Events such as Thought Bubble are by far perfect occasion to discover new art,comics and creators in person and break out of the twitter and online gallery bubble, so once again this year I was again scouting around the numerous marquees for interesting and new books and comics, admittedly with maybe an eye extra open for something anthropomorphic! This year was another spectacular convention and it didn’t disappoint in terms of discovering talent that was new, to me at least. One that stood out and fit the bill very neatly thank you, was a book entitled Nihilistic Bunnies and it’s creator Aiden G Moore who in a flash of cross marketing/cosplay genius was dressed head to toe in a sparkly, queer rabbit getup.
As I said, it’s new to my eyes at least with Aiden actually releasing the book sometime last year and I’m surprised I’d not heard of it before. He presents a beautifully produced gallery of cutely sketched rabbits all being suitably adorable, each one oddly juxtaposed with some dark and well, Nihilistic phrases that tickled that skewered, pitch black part of my brain. They all illicit a wry, sadistic chuckle from the downbeat world view they espouse, with the most optimistic being “but carrots still taste good” in reply to another bunny declaring “life is meaningless”.
Moore has also used anthropomorphic characters in his comics work with the completely wordless Occult Trash Raccoons, a short comic in which Raccoons turn to the dark arts and proficiency in arcane magical rituals in order to get their paws on trash that in a dozen or so pages crosses from cutesy animal shenanigans to full on occult nightmare fuel.

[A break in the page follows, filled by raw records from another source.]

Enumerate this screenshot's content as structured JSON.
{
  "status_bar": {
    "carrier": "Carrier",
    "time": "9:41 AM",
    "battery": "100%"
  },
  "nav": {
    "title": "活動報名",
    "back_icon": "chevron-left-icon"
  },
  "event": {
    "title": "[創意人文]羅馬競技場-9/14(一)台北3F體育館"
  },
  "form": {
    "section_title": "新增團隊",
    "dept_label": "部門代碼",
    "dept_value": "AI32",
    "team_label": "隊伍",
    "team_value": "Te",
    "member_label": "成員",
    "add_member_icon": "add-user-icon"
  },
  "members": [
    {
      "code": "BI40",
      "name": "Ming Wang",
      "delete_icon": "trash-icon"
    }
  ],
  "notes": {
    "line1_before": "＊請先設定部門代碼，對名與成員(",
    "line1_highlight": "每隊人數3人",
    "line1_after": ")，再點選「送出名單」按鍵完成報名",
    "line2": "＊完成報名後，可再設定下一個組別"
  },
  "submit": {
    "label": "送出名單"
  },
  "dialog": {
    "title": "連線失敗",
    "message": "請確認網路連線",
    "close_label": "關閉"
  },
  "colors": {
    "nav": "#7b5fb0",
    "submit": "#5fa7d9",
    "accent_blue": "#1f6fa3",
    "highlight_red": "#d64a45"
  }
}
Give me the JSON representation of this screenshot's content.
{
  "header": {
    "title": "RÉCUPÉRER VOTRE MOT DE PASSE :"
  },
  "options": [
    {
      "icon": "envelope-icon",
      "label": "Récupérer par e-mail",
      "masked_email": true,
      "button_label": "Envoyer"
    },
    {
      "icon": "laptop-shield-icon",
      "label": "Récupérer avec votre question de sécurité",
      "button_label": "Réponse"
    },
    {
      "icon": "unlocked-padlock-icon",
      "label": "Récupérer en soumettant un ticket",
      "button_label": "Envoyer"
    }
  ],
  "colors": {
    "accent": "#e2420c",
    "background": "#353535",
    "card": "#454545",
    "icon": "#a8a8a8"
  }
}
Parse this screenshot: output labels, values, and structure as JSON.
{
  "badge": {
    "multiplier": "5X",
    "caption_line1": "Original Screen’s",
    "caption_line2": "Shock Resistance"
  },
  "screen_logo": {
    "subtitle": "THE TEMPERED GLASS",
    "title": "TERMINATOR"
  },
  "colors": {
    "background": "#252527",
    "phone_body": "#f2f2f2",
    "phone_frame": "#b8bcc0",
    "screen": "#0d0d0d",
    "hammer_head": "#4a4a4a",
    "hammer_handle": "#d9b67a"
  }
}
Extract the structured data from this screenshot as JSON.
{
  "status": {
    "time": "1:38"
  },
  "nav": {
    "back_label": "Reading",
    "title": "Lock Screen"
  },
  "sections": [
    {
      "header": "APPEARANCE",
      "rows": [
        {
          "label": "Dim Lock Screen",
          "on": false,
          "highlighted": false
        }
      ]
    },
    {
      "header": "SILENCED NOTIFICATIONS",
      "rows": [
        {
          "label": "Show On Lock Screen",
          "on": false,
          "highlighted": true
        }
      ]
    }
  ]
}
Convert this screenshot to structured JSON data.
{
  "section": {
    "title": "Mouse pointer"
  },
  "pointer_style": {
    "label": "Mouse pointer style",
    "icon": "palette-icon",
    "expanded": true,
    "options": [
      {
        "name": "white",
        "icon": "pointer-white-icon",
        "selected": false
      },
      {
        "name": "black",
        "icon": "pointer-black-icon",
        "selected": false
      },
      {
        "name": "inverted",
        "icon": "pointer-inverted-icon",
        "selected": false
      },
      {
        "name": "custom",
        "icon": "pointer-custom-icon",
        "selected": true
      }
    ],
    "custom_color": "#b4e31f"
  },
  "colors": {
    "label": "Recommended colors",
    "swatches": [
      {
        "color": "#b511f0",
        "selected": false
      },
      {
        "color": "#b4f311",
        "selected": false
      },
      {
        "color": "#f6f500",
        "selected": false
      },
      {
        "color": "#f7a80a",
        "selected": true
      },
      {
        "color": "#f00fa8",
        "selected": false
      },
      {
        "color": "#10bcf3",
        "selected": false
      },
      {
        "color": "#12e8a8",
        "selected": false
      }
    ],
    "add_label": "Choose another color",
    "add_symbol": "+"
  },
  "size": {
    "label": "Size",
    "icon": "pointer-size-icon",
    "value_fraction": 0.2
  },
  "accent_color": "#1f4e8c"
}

Aiden also returns to rabbits, representing himself as a bunny again in two slice of life comics, Ode to Customer Service, which collects his account and others of working in the treacherous and often thankless world of retail, detailing the funny, saddening and rude customers that come along with the territory. Bunny Book, an autobiographical work previously published in Boston Comics Roundtable ‘Being True this year and also exhibited at the ‘Inside Job’ exhibition at the Tate Modern delves into gender presentation and recounts his experiences of expressing himself as a feminine trans male. Working across a slew of other mediums as well as comics I’d recommend their work for anyone with a penchant for anything spooky, cute or occult!